Bagi masyarakat Dresden, pendekatan yang dipilih Hahan sangatlah menarik karena ada “kesan” Hahan merusak lukisan sendiri dengan memotong-motongnya menjadi bagian kecil untuk dibagikan kepada banyak teman. Pada akhirnya, lukisan berukuran 9 x 3 meter itu dibagi menjadi 83 pecahan dalam berbagai ukuran. Hampir semua lot ludes dipertukarkan dengan obyek dan cerita. Beberapa anak berusia 9-12 tahun memasang wajah gembira setelah berhasil memilih empat lot lukisan yang diinginkan, dengan modal gambar tangan sendiri. Tidak hanya memperoleh lukisan, para pengunjung selama dua hari juga bisa mendengarkan kisah tentang Indonesia dan mempelajari budaya-budaya lain yang lebih terbuka.
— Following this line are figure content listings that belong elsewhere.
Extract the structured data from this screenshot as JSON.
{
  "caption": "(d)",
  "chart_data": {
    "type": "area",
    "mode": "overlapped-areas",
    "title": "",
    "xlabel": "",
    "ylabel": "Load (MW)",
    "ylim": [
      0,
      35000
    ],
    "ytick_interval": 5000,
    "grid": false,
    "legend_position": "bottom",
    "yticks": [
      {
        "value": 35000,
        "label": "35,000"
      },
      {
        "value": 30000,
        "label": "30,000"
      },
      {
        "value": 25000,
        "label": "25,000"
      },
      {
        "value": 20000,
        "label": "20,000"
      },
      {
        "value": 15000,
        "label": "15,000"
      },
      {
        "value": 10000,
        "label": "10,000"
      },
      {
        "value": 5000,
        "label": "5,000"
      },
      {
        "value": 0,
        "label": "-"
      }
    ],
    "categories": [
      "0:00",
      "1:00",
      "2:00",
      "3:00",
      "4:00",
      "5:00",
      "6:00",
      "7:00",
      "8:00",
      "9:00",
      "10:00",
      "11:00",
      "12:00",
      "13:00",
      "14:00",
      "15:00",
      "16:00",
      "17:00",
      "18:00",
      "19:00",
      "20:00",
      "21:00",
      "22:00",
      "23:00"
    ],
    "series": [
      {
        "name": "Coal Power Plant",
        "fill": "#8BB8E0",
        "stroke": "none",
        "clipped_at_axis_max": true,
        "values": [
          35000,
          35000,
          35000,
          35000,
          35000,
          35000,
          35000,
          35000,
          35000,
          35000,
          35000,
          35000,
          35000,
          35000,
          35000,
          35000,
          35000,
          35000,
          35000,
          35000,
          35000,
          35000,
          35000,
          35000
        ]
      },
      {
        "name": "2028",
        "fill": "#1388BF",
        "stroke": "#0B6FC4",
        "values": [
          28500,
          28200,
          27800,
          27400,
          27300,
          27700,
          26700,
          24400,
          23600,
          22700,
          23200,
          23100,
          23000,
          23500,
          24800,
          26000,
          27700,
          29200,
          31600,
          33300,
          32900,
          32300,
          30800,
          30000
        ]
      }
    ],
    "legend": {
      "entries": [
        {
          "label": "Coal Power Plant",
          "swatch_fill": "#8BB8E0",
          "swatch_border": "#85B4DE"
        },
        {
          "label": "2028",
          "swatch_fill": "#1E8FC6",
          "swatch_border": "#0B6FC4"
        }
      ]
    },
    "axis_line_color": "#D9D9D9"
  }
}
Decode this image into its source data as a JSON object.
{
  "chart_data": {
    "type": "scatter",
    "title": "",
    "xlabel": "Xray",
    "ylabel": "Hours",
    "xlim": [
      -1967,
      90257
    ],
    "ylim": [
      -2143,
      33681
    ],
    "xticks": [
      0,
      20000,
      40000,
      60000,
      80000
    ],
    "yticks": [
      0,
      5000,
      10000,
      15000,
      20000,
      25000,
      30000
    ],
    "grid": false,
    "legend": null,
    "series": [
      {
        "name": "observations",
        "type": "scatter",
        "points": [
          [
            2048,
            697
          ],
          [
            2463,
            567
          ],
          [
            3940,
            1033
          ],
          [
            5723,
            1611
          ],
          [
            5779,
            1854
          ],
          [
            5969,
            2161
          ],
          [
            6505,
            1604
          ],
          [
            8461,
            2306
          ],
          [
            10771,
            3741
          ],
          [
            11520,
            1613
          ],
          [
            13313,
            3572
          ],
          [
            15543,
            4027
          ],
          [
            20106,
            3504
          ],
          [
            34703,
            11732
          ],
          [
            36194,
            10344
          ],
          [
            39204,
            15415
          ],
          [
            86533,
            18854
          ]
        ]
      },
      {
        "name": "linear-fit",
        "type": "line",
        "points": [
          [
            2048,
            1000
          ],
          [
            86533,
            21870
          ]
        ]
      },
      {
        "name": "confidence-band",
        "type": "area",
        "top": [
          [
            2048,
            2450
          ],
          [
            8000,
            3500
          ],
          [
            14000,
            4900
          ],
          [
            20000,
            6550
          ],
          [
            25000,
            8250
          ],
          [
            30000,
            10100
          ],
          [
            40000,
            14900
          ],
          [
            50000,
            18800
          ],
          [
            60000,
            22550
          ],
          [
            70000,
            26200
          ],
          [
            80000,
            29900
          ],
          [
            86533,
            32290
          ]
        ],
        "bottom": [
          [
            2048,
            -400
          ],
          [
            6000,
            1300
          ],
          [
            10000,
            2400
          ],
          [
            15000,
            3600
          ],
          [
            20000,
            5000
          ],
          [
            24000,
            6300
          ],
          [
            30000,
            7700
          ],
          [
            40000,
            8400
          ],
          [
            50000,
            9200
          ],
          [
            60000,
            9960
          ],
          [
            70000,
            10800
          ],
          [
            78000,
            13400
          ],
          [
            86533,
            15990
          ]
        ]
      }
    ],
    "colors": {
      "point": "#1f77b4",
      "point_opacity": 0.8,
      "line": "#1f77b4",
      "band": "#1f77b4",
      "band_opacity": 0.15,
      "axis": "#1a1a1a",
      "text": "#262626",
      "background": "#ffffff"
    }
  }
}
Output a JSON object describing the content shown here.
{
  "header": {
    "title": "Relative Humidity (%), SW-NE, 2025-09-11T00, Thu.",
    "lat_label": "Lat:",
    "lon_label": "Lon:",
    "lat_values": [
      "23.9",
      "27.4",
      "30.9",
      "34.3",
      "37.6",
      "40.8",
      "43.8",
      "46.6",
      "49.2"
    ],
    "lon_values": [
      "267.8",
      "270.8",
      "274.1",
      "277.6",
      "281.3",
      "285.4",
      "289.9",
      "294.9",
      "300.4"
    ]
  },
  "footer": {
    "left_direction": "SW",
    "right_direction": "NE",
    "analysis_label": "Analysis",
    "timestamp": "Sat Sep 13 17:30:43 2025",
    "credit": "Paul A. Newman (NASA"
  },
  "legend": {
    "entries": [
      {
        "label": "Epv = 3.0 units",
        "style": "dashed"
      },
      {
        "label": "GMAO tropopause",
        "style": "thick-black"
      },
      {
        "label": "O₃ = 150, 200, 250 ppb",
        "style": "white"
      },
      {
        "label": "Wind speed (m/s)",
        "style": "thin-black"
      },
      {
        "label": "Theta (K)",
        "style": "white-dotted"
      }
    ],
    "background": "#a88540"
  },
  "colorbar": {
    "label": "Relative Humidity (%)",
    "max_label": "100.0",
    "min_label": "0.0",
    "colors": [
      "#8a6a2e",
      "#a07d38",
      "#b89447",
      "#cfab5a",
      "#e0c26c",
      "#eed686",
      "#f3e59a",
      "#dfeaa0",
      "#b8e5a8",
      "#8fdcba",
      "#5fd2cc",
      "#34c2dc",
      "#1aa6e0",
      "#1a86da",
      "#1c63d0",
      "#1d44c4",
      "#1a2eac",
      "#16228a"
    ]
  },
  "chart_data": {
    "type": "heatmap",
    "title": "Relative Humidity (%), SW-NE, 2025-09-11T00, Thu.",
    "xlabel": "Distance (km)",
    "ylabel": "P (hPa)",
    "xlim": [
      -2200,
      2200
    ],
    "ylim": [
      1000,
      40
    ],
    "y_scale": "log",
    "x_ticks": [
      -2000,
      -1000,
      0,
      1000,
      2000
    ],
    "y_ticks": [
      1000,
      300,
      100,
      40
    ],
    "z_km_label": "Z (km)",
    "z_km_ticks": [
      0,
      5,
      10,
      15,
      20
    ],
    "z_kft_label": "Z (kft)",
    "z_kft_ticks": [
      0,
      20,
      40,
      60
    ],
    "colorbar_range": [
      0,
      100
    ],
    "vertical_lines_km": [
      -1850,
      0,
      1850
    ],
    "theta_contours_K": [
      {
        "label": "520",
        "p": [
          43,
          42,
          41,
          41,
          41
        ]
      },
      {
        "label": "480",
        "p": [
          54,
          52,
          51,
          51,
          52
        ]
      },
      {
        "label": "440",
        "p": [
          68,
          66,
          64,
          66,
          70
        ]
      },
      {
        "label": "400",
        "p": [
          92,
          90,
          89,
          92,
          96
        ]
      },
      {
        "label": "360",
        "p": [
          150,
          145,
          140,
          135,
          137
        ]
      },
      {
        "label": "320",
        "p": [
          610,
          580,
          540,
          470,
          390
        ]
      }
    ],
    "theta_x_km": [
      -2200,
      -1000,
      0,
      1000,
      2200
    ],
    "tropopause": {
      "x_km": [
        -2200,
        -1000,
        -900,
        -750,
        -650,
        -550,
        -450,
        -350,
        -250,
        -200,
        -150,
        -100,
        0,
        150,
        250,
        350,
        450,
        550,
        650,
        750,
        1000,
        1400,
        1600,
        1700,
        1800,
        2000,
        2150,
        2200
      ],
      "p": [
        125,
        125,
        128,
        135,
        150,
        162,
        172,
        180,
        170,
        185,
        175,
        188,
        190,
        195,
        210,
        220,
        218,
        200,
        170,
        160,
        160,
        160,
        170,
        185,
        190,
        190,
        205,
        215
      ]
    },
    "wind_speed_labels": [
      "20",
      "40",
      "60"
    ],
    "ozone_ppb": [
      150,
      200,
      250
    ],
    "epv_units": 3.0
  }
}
Lukisan Hahan sendiri memang menunjukkan perpaduan yang menarik atas pembacaannya terhadap narasi tentang Raden Saleh, sejarah Dresden, sedikit percikan tentang Jawa, dan silang sengkarut dalam seni kontemporer. Hahan menelisik beberapa lukisan Raden Saleh untuk kemudian ditimpa dan dikombinasikan dengan karakter-karakter khas dalam lukisannya—lebih mengarah pada gaya komik penuh warna—yang pada akhirnya menciptakan kontras yang tidak menuju keharmonisan, tapi perbedaan keduanya bisa tetap kuat.
Lukisan yang direka ulang antara lain dua yang paling dikenal publik, yaitu Merapi (day) dan Merapi (night). Keduanya, yang ditempatkan di posisi tepat di tengah, menjadi salah satu fokus utama yang tidak dilewatkan orang. Beberapa penanda kota yang populer, seperti gedung Hellerau dan patung koleksi Albertinum, dapat pula dikenali warga yang datang ke acara tersebut. Wajah Jutta, Warner Krauss (sejarawan seni Jerman yang merupakan ahli Raden Saleh), serta Marie Odette (sejarawan seni Prancis) juga bisa dijumpai di sana.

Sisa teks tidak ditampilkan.